Due sorelle e un concerto, in una serata perfetta in uno dei luoghi più incantevoli di Roma. Non poteva chiudere che nel miglior modo possibile questo afoso giugno, ovvero con il live delle Cocorosie, in cartellone a Villa Ada incontra il Mondo.

Stravaganza eccentrica, tra costumi pomposi e ricce parrucche, giravolte e capriole circense sul palco, fino al rossetto clownesco che oltrepassava i confini delle labbra. Le due sorelle Sierra (Rosie) e Bianca (Coco) Casady hanno estasiato e galvanizzato al contempo il numeroso pubblico accorso per assistere al concerto.

Un live tanto eterogeneo, quanto complesso. Le Cocorosie hanno messo su un vero e proprio spettacolo dai toni teatrali e retrò, con cambi e scambi di abiti che rispecchiavamo gli stessi generi musicali mescolati e alternati tra loro: dal folk al psichedelico, dall’elettronico all’hip hop, dalla lirica algida ed eterea con l’arpa e pianoforte all’infantile tono di voce su base beat, tutti racchiusi e scossi allo stesso tempo da un’animazione cabarettistica ma senza mai essere sopra le righe.

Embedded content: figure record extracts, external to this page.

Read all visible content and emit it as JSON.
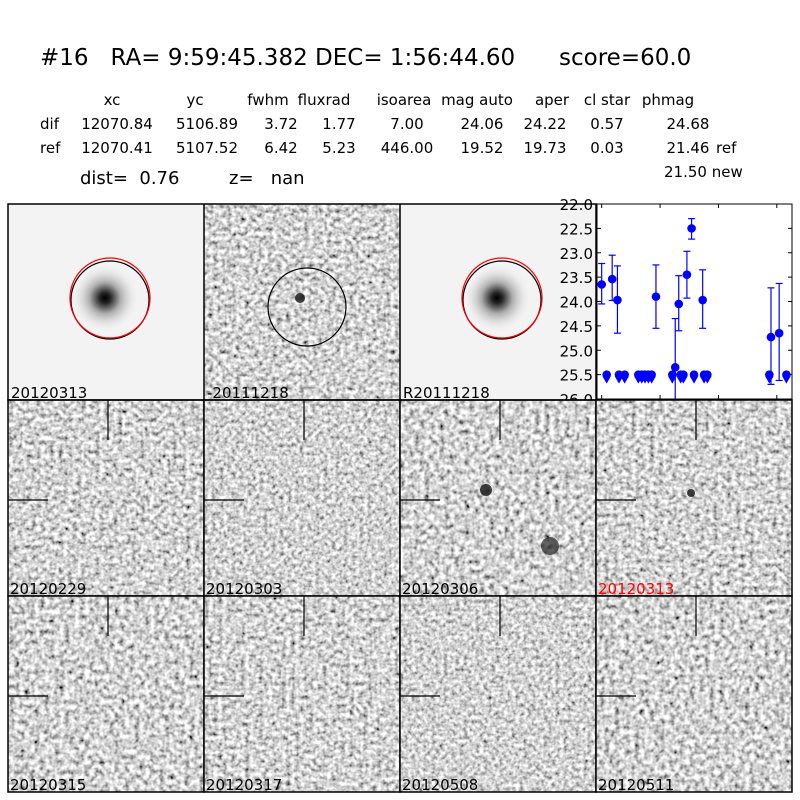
{
  "header": {
    "title": "#16   RA= 9:59:45.382 DEC= 1:56:44.60      score=60.0"
  },
  "table": {
    "columns": [
      "xc",
      "yc",
      "fwhm",
      "fluxrad",
      "isoarea",
      "mag auto",
      "aper",
      "cl star",
      "phmag"
    ],
    "rows": [
      {
        "label": "dif",
        "values": [
          "12070.84",
          "5106.89",
          "3.72",
          "1.77",
          "7.00",
          "24.06",
          "24.22",
          "0.57",
          "24.68"
        ],
        "suffix": ""
      },
      {
        "label": "ref",
        "values": [
          "12070.41",
          "5107.52",
          "6.42",
          "5.23",
          "446.00",
          "19.52",
          "19.73",
          "0.03",
          "21.46"
        ],
        "suffix": "ref"
      }
    ],
    "new_phmag": "21.50 new",
    "dist": "dist=  0.76",
    "z": "z=   nan"
  },
  "stamps": {
    "top": [
      "20120313",
      "-20111218",
      "R20111218"
    ],
    "grid": [
      {
        "label": "20120229",
        "color": "#000000"
      },
      {
        "label": "20120303",
        "color": "#000000"
      },
      {
        "label": "20120306",
        "color": "#000000"
      },
      {
        "label": "20120313",
        "color": "#ff0000"
      },
      {
        "label": "20120315",
        "color": "#000000"
      },
      {
        "label": "20120317",
        "color": "#000000"
      },
      {
        "label": "20120508",
        "color": "#000000"
      },
      {
        "label": "20120511",
        "color": "#000000"
      }
    ]
  },
  "chart_data": {
    "type": "scatter",
    "title": "",
    "xlabel": "",
    "ylabel": "",
    "xlim": [
      -4,
      163
    ],
    "ylim": [
      26.0,
      22.0
    ],
    "y_inverted": true,
    "xticks": [
      "0",
      "50",
      "100",
      "150"
    ],
    "yticks": [
      "22.0",
      "22.5",
      "23.0",
      "23.5",
      "24.0",
      "24.5",
      "25.0",
      "25.5",
      "26.0"
    ],
    "color": "#0000ff",
    "detections": [
      {
        "x": 0,
        "y": 23.65,
        "ylo": 23.22,
        "yhi": 24.05
      },
      {
        "x": 9,
        "y": 23.54,
        "ylo": 23.05,
        "yhi": 23.98
      },
      {
        "x": 13.5,
        "y": 23.97,
        "ylo": 23.27,
        "yhi": 24.65
      },
      {
        "x": 46.5,
        "y": 23.9,
        "ylo": 23.25,
        "yhi": 24.55
      },
      {
        "x": 63,
        "y": 25.35,
        "ylo": 24.35,
        "yhi": 26.3
      },
      {
        "x": 66,
        "y": 24.05,
        "ylo": 23.47,
        "yhi": 24.6
      },
      {
        "x": 73,
        "y": 23.45,
        "ylo": 22.97,
        "yhi": 23.93
      },
      {
        "x": 77,
        "y": 22.5,
        "ylo": 22.3,
        "yhi": 22.72
      },
      {
        "x": 86.5,
        "y": 23.97,
        "ylo": 23.35,
        "yhi": 24.55
      },
      {
        "x": 145,
        "y": 24.73,
        "ylo": 23.72,
        "yhi": 25.7
      },
      {
        "x": 152,
        "y": 24.65,
        "ylo": 23.63,
        "yhi": 25.62
      }
    ],
    "upper_limits": {
      "y": 25.5,
      "x": [
        4.3,
        14.8,
        19.7,
        31.4,
        34.3,
        37.1,
        40.0,
        42.8,
        60.5,
        67.7,
        70,
        79.1,
        87.7,
        90.5,
        143.6,
        158.2
      ]
    }
  }
}
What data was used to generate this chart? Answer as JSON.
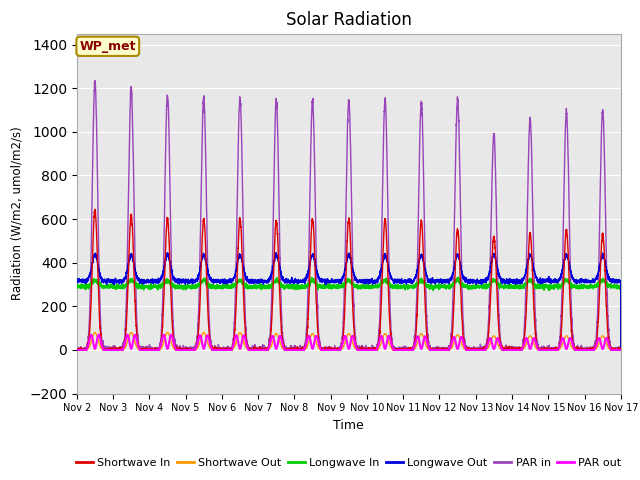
{
  "title": "Solar Radiation",
  "ylabel": "Radiation (W/m2, umol/m2/s)",
  "xlabel": "Time",
  "n_days": 15,
  "ylim": [
    -200,
    1450
  ],
  "yticks": [
    -200,
    0,
    200,
    400,
    600,
    800,
    1000,
    1200,
    1400
  ],
  "background_color": "#e8e8e8",
  "fig_color": "#ffffff",
  "annotation_text": "WP_met",
  "annotation_bg": "#ffffcc",
  "annotation_border": "#aa8800",
  "series": {
    "shortwave_in": {
      "color": "#dd0000",
      "label": "Shortwave In",
      "lw": 1.0
    },
    "shortwave_out": {
      "color": "#ff9900",
      "label": "Shortwave Out",
      "lw": 1.0
    },
    "longwave_in": {
      "color": "#00cc00",
      "label": "Longwave In",
      "lw": 1.0
    },
    "longwave_out": {
      "color": "#0000dd",
      "label": "Longwave Out",
      "lw": 1.0
    },
    "par_in": {
      "color": "#9944bb",
      "label": "PAR in",
      "lw": 1.0
    },
    "par_out": {
      "color": "#ff00ff",
      "label": "PAR out",
      "lw": 1.5
    }
  },
  "xtick_labels": [
    "Nov 2",
    "Nov 3",
    "Nov 4",
    "Nov 5",
    "Nov 6",
    "Nov 7",
    "Nov 8",
    "Nov 9",
    "Nov 10",
    "Nov 11",
    "Nov 12",
    "Nov 13",
    "Nov 14",
    "Nov 15",
    "Nov 16",
    "Nov 17"
  ],
  "xtick_positions": [
    0,
    1,
    2,
    3,
    4,
    5,
    6,
    7,
    8,
    9,
    10,
    11,
    12,
    13,
    14,
    15
  ],
  "par_in_peaks": [
    1230,
    1200,
    1170,
    1155,
    1155,
    1145,
    1145,
    1145,
    1145,
    1140,
    1150,
    990,
    1060,
    1090,
    1100
  ],
  "sw_in_peaks": [
    640,
    620,
    600,
    600,
    600,
    590,
    600,
    600,
    600,
    590,
    550,
    520,
    530,
    550,
    530
  ],
  "sw_out_peaks": [
    80,
    80,
    80,
    80,
    80,
    75,
    75,
    75,
    75,
    75,
    70,
    65,
    65,
    65,
    65
  ],
  "par_out_peaks": [
    70,
    70,
    70,
    68,
    68,
    65,
    65,
    65,
    65,
    63,
    60,
    55,
    55,
    55,
    55
  ],
  "lw_in_base": 290,
  "lw_out_base": 315
}
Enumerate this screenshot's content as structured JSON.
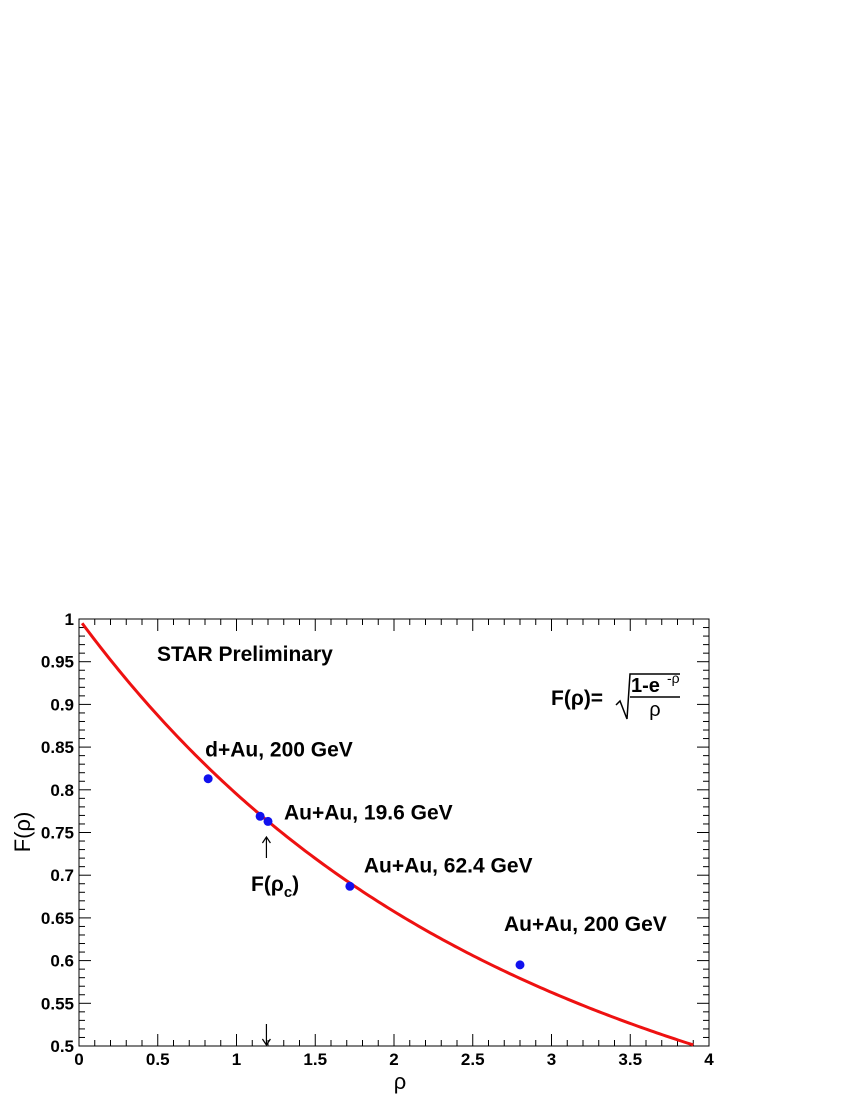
{
  "chart_data": {
    "type": "scatter",
    "title": "",
    "xlabel": "ρ",
    "ylabel": "F(ρ)",
    "xlim": [
      0,
      4
    ],
    "ylim": [
      0.5,
      1.0
    ],
    "x_ticks": [
      "0",
      "0.5",
      "1",
      "1.5",
      "2",
      "2.5",
      "3",
      "3.5",
      "4"
    ],
    "y_ticks": [
      "0.5",
      "0.55",
      "0.6",
      "0.65",
      "0.7",
      "0.75",
      "0.8",
      "0.85",
      "0.9",
      "0.95",
      "1"
    ],
    "header_text": "STAR Preliminary",
    "formula": {
      "lhs": "F(ρ)=",
      "numerator": "1-e",
      "exponent": "-ρ",
      "denominator": "ρ"
    },
    "points": [
      {
        "x": 0.82,
        "y": 0.813,
        "label": "d+Au, 200 GeV"
      },
      {
        "x": 1.15,
        "y": 0.769,
        "label": ""
      },
      {
        "x": 1.2,
        "y": 0.763,
        "label": "Au+Au, 19.6 GeV"
      },
      {
        "x": 1.72,
        "y": 0.687,
        "label": "Au+Au, 62.4 GeV"
      },
      {
        "x": 2.8,
        "y": 0.595,
        "label": "Au+Au, 200 GeV"
      }
    ],
    "curve": {
      "function": "sqrt((1-exp(-x))/x)",
      "x_range": [
        0,
        3.9
      ],
      "color": "#ee1111"
    },
    "marker_color": "#1111ee",
    "critical_marker": {
      "x": 1.19,
      "label_main": "F(ρ",
      "label_sub": "c",
      "label_close": ")"
    },
    "grid": false,
    "legend": "none"
  }
}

Ad accompagnare le Cocorosie, c’erano il giapponese Takuya Nakamura alle tastiere e fiati, e l’incredibile parigino Tez che si è lasciato andare per dieci minuti a puro freestyle tostissimo ed elettrizzante, rendendo omaggio anche a Prince, e ha mantenuto, per tutto il concerto, toni alti di beatboxing.

Dunque, una performance davvero incredibile quella delle Cocorosie che, in modo geniale (e qui è il caso di dirlo) hanno saputo reinventare il rock attraverso la sperimentazione consapevole e non improvvisata e forzatamente alternativa, capace di coinvolgere tutti perché sono state in grado di confezionare composizioni coinvolgenti con un mood di fondo che guarda al passato, ma che di fatto, cammina vero il futuro.

Per oltre un’ora e mezza, più un bis richiestissimo da un pubblico che non ne voleva saperne di andar via, il divertimento è stato assoluto, un concerto rigenerativo da ascoltare e vedere grazie alle belle e folli sorelle Cocorosie.